The same annotation is available as file content inside the pod, at the
/etc/podnetinfo/annotations path. For convenience, a library is available to easily
consume this information from the application (bindings in C and Go). For more information, see
DPDK library for use with container applications.
10.10.5. NUMA Awareness
If the pod is using a guaranteed QoS class, and the kubelet is configured with a suitable topology
manager policy (restricted, single-numa node), then the VF assigned to the pod will belong to the
same NUMA node as the other assigned resources (CPU and other NUMA aware devices).
For more information, see What huge pages do and how they are consumed by applications.
Copyright Red Hat, Inc. 2022. Copyright Verizon 2022 All Rights Reserved. Information contained herein is provided AS IS and subject to
change without notice. All trademarks used herein are property of their respective owners.
45
10.11. Upgrades
10.11.1. Handling platform upgrades
CNF vendors should expect that the platform may be upgraded to new versions on an
ongoing basis employing CI/CD runtime deployment, without any advance notice to CNF
vendors.
During platform upgrades, the Kubernetes API deprecation policy defined in the Kubernetes
Deprecation Policy must be followed.
CNFs are expected to maintain service continuity during Platform Upgrades, and during CNF
version upgrades.
CNFs need to be prepared for nodes to reboot, or shut down without notice.
CNFs configure pod disruption budget appropriately to maintain service continuity during
platform upgrades.
Applications may not deploy pod disruption budgets that prevent zero pod disruption.
Applications must not be tied to a specific version of Kubernetes, or any of its components.
10.12. OpenShift Virtualization / kubevirt
10.12.1. Openshift Virtualization and VMs (CNV) best practices
The platform was designed as a pure container-based system, where all network functions are
containerized. However, it has become apparent that some NFs have not completed re-
architecting all components of their network functions to be fully containerized. To deal with this
lag, VMs are orchestrated via Kubernetes for an interim period of time for applications that
require low latency connectivity between containers and these VMs. When OpenShift
Virtualization becomes generally-available for enterprise workloads, such throughput- and
latency-insensitive workloads, may be added to the cluster. VNFs and other throughput- or
latency-sensitive applications can be considered only after careful validation. Until then, it is
recommended to keep these workloads on OSP VMs.
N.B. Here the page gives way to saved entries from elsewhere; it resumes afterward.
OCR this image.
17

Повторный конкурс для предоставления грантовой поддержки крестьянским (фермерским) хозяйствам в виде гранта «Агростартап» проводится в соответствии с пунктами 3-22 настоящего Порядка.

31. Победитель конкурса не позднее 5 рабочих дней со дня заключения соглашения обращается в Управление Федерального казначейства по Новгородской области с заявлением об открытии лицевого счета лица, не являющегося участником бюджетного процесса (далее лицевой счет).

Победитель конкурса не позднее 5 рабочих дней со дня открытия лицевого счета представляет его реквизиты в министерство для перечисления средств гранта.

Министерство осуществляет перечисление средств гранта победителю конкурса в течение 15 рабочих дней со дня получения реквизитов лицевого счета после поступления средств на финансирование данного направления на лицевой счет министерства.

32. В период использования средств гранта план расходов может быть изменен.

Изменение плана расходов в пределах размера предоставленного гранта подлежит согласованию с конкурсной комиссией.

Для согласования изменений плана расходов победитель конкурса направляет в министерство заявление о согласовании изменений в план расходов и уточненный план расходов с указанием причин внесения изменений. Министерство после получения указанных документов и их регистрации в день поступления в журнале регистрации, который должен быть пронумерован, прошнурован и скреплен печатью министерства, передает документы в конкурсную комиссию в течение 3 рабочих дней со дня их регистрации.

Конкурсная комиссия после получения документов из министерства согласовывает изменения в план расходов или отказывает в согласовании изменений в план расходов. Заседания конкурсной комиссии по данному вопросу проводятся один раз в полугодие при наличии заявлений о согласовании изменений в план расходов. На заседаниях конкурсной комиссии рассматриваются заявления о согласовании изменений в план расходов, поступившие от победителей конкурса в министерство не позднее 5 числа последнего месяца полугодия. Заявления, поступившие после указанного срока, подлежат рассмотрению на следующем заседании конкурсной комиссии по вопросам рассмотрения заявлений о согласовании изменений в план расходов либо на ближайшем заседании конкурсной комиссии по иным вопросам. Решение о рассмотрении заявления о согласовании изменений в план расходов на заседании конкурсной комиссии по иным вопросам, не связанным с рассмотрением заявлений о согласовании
OpenShift virtualization must be installed according to its About container-native virtualization
documentation, and only documented supported features may be used unless an explicit
exception has been granted. For more information, see About OpenShift Virtualization.
46
Copyright Red Hat, Inc. 2022. Copyright Verizon 2022 All Rights Reserved. Information contained herein is provided AS IS and subject to
change without notice. All trademarks used herein are property of their respective owners.
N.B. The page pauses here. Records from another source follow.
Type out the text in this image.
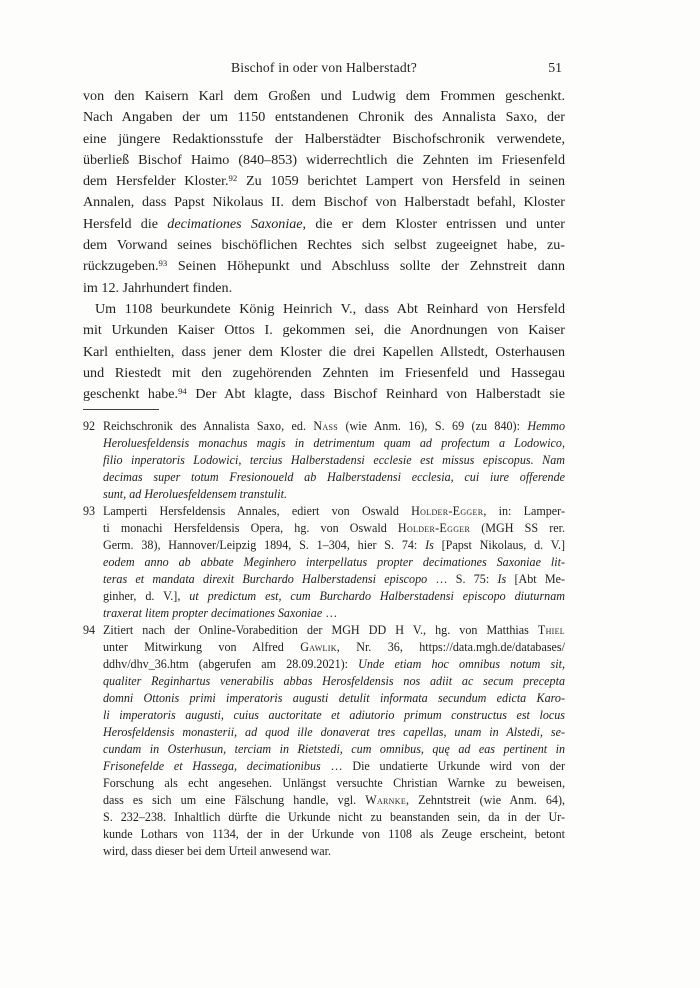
Bischof in oder von Halberstadt?	51
von den Kaisern Karl dem Großen und Ludwig dem Frommen geschenkt.
Nach Angaben der um 1150 entstandenen Chronik des Annalista Saxo, der
eine jüngere Redaktionsstufe der Halberstädter Bischofschronik verwendete,
überließ Bischof Haimo (840–853) widerrechtlich die Zehnten im Friesenfeld
dem Hersfelder Kloster.$^{92}$ Zu 1059 berichtet Lampert von Hersfeld in seinen
Annalen, dass Papst Nikolaus II. dem Bischof von Halberstadt befahl, Kloster
Hersfeld die decimationes Saxoniae, die er dem Kloster entrissen und unter
dem Vorwand seines bischöflichen Rechtes sich selbst zugeeignet habe, zu-
rückzugeben.$^{93}$ Seinen Höhepunkt und Abschluss sollte der Zehnstreit dann
im 12. Jahrhundert finden.
Um 1108 beurkundete König Heinrich V., dass Abt Reinhard von Hersfeld
mit Urkunden Kaiser Ottos I. gekommen sei, die Anordnungen von Kaiser
Karl enthielten, dass jener dem Kloster die drei Kapellen Allstedt, Osterhausen
und Riestedt mit den zugehörenden Zehnten im Friesenfeld und Hassegau
geschenkt habe.$^{94}$ Der Abt klagte, dass Bischof Reinhard von Halberstadt sie
92 Reichschronik des Annalista Saxo, ed. Nass (wie Anm. 16), S. 69 (zu 840): Hemmo
Heroluesfeldensis monachus magis in detrimentum quam ad profectum a Lodowico,
filio inperatoris Lodowici, tercius Halberstadensi ecclesie est missus episcopus. Nam
decimas super totum Fresionoueld ab Halberstadensi ecclesia, cui iure offerende
sunt, ad Heroluesfeldensem transtulit.
93 Lamperti Hersfeldensis Annales, ediert von Oswald Holder-Egger, in: Lamper-
ti monachi Hersfeldensis Opera, hg. von Oswald Holder-Egger (MGH SS rer.
Germ. 38), Hannover/Leipzig 1894, S. 1–304, hier S. 74: Is [Papst Nikolaus, d. V.]
eodem anno ab abbate Meginhero interpellatus propter decimationes Saxoniae lit-
teras et mandata direxit Burchardo Halberstadensi episcopo … S. 75: Is [Abt Me-
ginher, d. V.], ut predictum est, cum Burchardo Halberstadensi episcopo diuturnam
traxerat litem propter decimationes Saxoniae …
94 Zitiert nach der Online-Vorabedition der MGH DD H V., hg. von Matthias Thiel
unter Mitwirkung von Alfred Gawlik, Nr. 36, https://data.mgh.de/databases/
ddhv/dhv_36.htm (abgerufen am 28.09.2021): Unde etiam hoc omnibus notum sit,
qualiter Reginhartus venerabilis abbas Herosfeldensis nos adiit ac secum precepta
domni Ottonis primi imperatoris augusti detulit informata secundum edicta Karo-
li imperatoris augusti, cuius auctoritate et adiutorio primum constructus est locus
Herosfeldensis monasterii, ad quod ille donaverat tres capellas, unam in Alstedi, se-
cundam in Osterhusun, terciam in Rietstedi, cum omnibus, quę ad eas pertinent in
Frisonefelde et Hassega, decimationibus … Die undatierte Urkunde wird von der
Forschung als echt angesehen. Unlängst versuchte Christian Warnke zu beweisen,
dass es sich um eine Fälschung handle, vgl. Warnke, Zehntstreit (wie Anm. 64),
S. 232–238. Inhaltlich dürfte die Urkunde nicht zu beanstanden sein, da in der Ur-
kunde Lothars von 1134, der in der Urkunde von 1108 als Zeuge erscheint, betont
wird, dass dieser bei dem Urteil anwesend war.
To improve overall virtualization performance and reduce CPU latency, critical VNFs can take
advantage of OpenShift Virtualization’s high-performance features. These can provide the VNFs
with dedicated CPU resources and "isolate" QEMU threads, such as the emulator and the IO
threads, on a separate physical CPU so that it does not affect the workloads CPU latency. For
more information, see:
Enabling dedicated resources for virtual machines,
Requesting dedicated cpu for QEMU emulator,
IO threads with QEMU emulator thread and dedicated pinned CPUs
Similar to OpenStack, OpenShift Virtualization supports the device role tagging mechanism for
the network interfaces (with the same format as it is in OSP). Users are able to tag Network
interfaces in the API and identify them in device metadata provided to the guest OS via the
config drive. For more information, see Device Role Tagging.
10.12.2. VM image Import Recommendations (CDI)
OpenShift Virtualization VMs store their persistent disks on kubernetes Persistent Volumes
(PVs). PVs are requested by VMs using kubernetes Persistent Volume Claims (PVCs). VMs may
require a combination of blank and pre-populated disks to function. Blank disks can be
initialized automatically by KubeVirt when an empty PV is initially encountered by a starting
VM. Other disks must be populated prior to starting the VM. OpenShift Virtualization provides a
component called the Containerized Data Importer (CDI) which automates the preparation of
pre-populated persistent disks for VMs. CDI integrates with KubeVirt to synchronize VM
creation and deletion with disk preparation by using a custom resource called a DataVolume.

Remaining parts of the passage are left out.